The northern lighthouse is approximately $24.4\; \rm mi$ closer to the boat than the southern lighthouse.

Step-by-step explanation:

Refer to the diagram attached. Denote the northern lighthouse as $\rm N$ , the southern lighthouse as $\rm S$ , and the boat as $\rm B$ . These three points would form a triangle.

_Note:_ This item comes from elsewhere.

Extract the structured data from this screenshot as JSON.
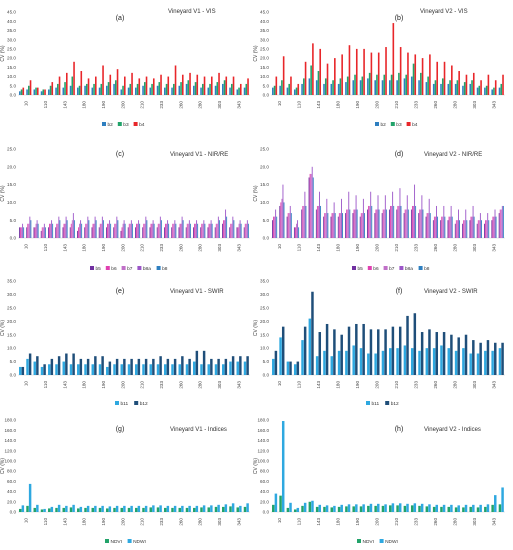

It is given that two of the angles of this triangle measure $40^{\circ}$ (northern lighthouse, $\angle {\rm N}$ ) and $21^{\circ}$ (southern lighthouse $\angle {\rm S}$ ), respectively. The three angles of any triangle add up to $180^{\circ}$ . Therefore, the third angle of this triangle would measure $180^{\circ} - (40^{\circ} + 21^{\circ}) = 119^{\circ}$ (boat $\angle {\rm B}$ .)

It is also given that the length between the two lighthouses (length of $\rm NS$ ) is $75\; \rm mi$ .

By the law of sine, the length of a side in a given triangle would be proportional to the angle opposite to that side. For example, in the triangle in this question, $\angle {\rm B}$ is opposite to side $\rm NS$ , whereas $\angle {\rm S}$ is opposite to side ${\rm NB}$ . Therefore:

$\begin{aligned} \frac{\text{length of NS}}{\sin(\angle {\rm B})} = \frac{\text{length of NB}}{\sin(\angle {\rm S})} \end{aligned}$ .

Substitute in the known measurements:

$\begin{aligned} \frac{75\; \rm mi}{\sin(119^{\circ})} = \frac{\text{length of NB}}{\sin(21^{\circ})} \end{aligned}$ .

Rearrange and solve for the length of $\rm NB$ :

$\begin{aligned} & \text{length of NB} \\ =\; & (75\; \rm mi) \times \frac{\sin(21^{\circ})}{\sin(119^{\circ})} \\ \approx\; & 30.73\; \rm mi\end{aligned}$ .

(Round to at least one more decimal places than the values in the choices.)

Likewise, with $\angle {\rm N}$ is opposite to side ${\rm SB}$ , the following would also hold:

$\begin{aligned} \frac{\text{length of NS}}{\sin(\angle {\rm B})} = \frac{\text{length of SB}}{\sin(\angle {\rm N})} \end{aligned}$ .

$\begin{aligned} \frac{75\; \rm mi}{\sin(119^{\circ})} = \frac{\text{length of SB}}{\sin(40^{\circ})} \end{aligned}$ .

$\begin{aligned} & \text{length of SB} \\ =\; & (75\; \rm mi) \times \frac{\sin(40^{\circ})}{\sin(119^{\circ})} \\ \approx\; & 55.12\; \rm mi\end{aligned}$ .

In other words, the distance between the northern lighthouse and the boat is approximately $30.73\; \rm mi$ , whereas the distance between the southern lighthouse and the boat is approximately $55.12\; \rm mi$ . Hence the conclusion.